- movie poster
- Directed by: Dinesh Baboo
- Written by: Dinesh Baboo
- Produced by: C. R. Manohar
- Starring: Srinagar Kitty Pooja Gandhi Ashish Vidyarthi
- Cinematography: Dinesh Baboo
- Edited by: Narahalli Jnanesh
- Music by: V. Manohar
- Production company: Golden Lion Film Division
- Release date: 5 December 2008;
- Country: India
- Language: Kannada

= Janumada Gelathi =

Janumada Gelathi is a 2008 Kannada language film directed by Dinesh Baboo and produced by C. R. Manohar. it stars Srinagar Kitty and Pooja Gandhi in the lead roles. The film's music was composed by V. Manohar.
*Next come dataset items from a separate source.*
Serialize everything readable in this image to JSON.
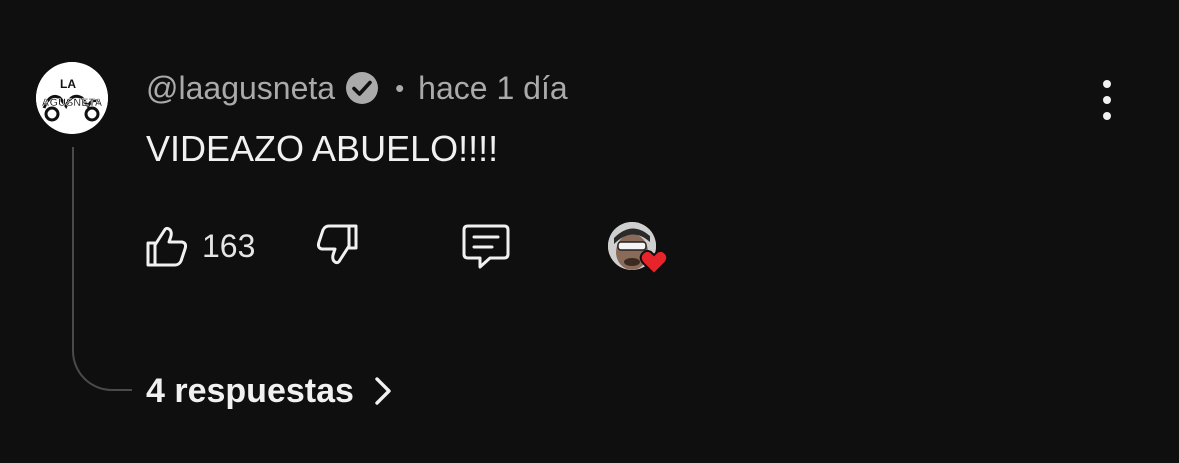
{
  "comment": {
    "author": {
      "handle": "@laagusneta",
      "verified": true,
      "avatar_icon": "la-agusneta-logo-icon",
      "avatar_logo_text": "LA AGUSNETA"
    },
    "separator": "•",
    "timestamp": "hace 1 día",
    "text": "VIDEAZO ABUELO!!!!",
    "likes": "163",
    "icons": {
      "like": "thumbs-up-icon",
      "dislike": "thumbs-down-icon",
      "reply": "comment-reply-icon",
      "more": "more-vertical-icon",
      "creator_heart": "heart-icon"
    },
    "creator_heart": true,
    "replies": {
      "label": "4 respuestas"
    }
  },
  "colors": {
    "background": "#0f0f0f",
    "primary_text": "#f1f1f1",
    "secondary_text": "#aaaaaa",
    "heart": "#e62429",
    "thread_line": "#4a4a4a"
  }
}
The film was released statewide on 5 December 2008.

==Cast==

- Srinagar Kitty as Gowri Shankar
- Pooja Gandhi
- Jayanthi
- Avinash
- Ashish Vidyarthi
- Suresh Mangalore
- Harish Rai

==Soundtrack==

The film has five songs composed by V. Manohar with lyrics written by V. Manohar, Yogaraj Bhat, Jayanth Kaikini and V. Nagendra Prasad.

1. "Noorentu Maatu"
2. "Mugile Kodale"
3. "Hrudaya Mugulu Nagalu"
4. "Dhaga Dhagiso"
5. "Simran Simran"

== Reception ==
=== Critical response ===

R G Vijayasarathy of Rediff.com scored the film at 1 out of 5 stars and wrote "Srinagara Kitty makes efforts to give a convincing performance. Pooja Gandhi has also done well in her small role, though she would have looked better with make-up on! Veteran artists Jayanthi, Avinash, Suresh Mangalore and Harish Rai have limited scope in the film to perform. V Manohar's music is just okay. One song is well composed, but picturisation lacks quality". A critic from Bangalore Mirror wrote "There are moments in the film that have the classic Dinesh touch especially in scenes where both the lead actors play dumb and in the climax which could have retained a little more suspense. This film too has failed to launch Srinagar Kitti into Sandalwood star orbit".